Wednesday, January 2, 2013

Desire and the Child

We're all just different levels of Child.

My daughter, Shion, throws a much greater fit when something she has is taken away than when she can't have something she think she wants.  People get used to things being theirs, and regardless of whether they are entitled to them or not, and regardless of whether they can even really be owned or not, they experience acute separation when they're removed.  You see it all over.  I have a first-come, first served policy for seating in my computer lab at school, and students get in the habit of sitting in a certain place.  If they arrive to see someone in the computer station they normally use, they pretend that it's theirs, even though I've told them not to get attached to a particular station because of the policy.

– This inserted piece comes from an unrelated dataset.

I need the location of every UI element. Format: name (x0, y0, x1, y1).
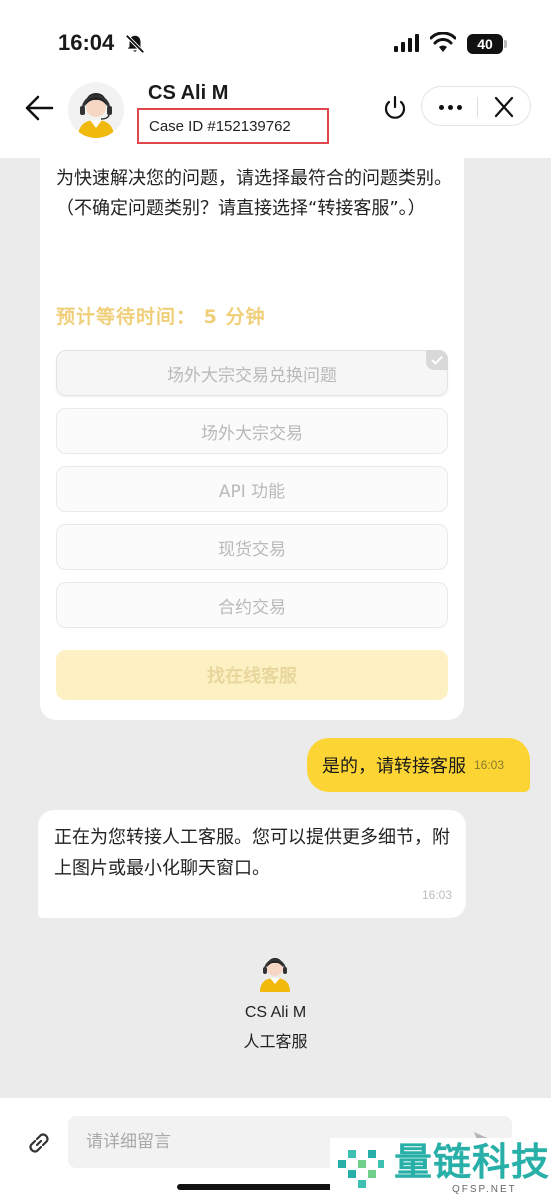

You might think that as we grow and mature, we'd leave those pain inducing prejudices aside.  But we don't and the stakes are even higher.  Government and its purpose and its limitations and laws and their interpretation establish what someone is legally entitled to are a huge threat to the fiscal stability of this country.  The idea that we should be receiving something from government for unemployment, personal compensation for disaster relief, welfare, and more are things that we may be legally entitled to but taking a look at the whole scheme of life from a simple "living being making their way in the world" sense, the expectation that we should receive ANYTHING from anyone that we haven't specifically worked for under some sort of mutual contract or agreement, the actual entitlement goes away.  There was a time before social security and welfare, but once they were established, we got used to them and now we believe they are some sort of absolute right.  And it's bankrupting our country.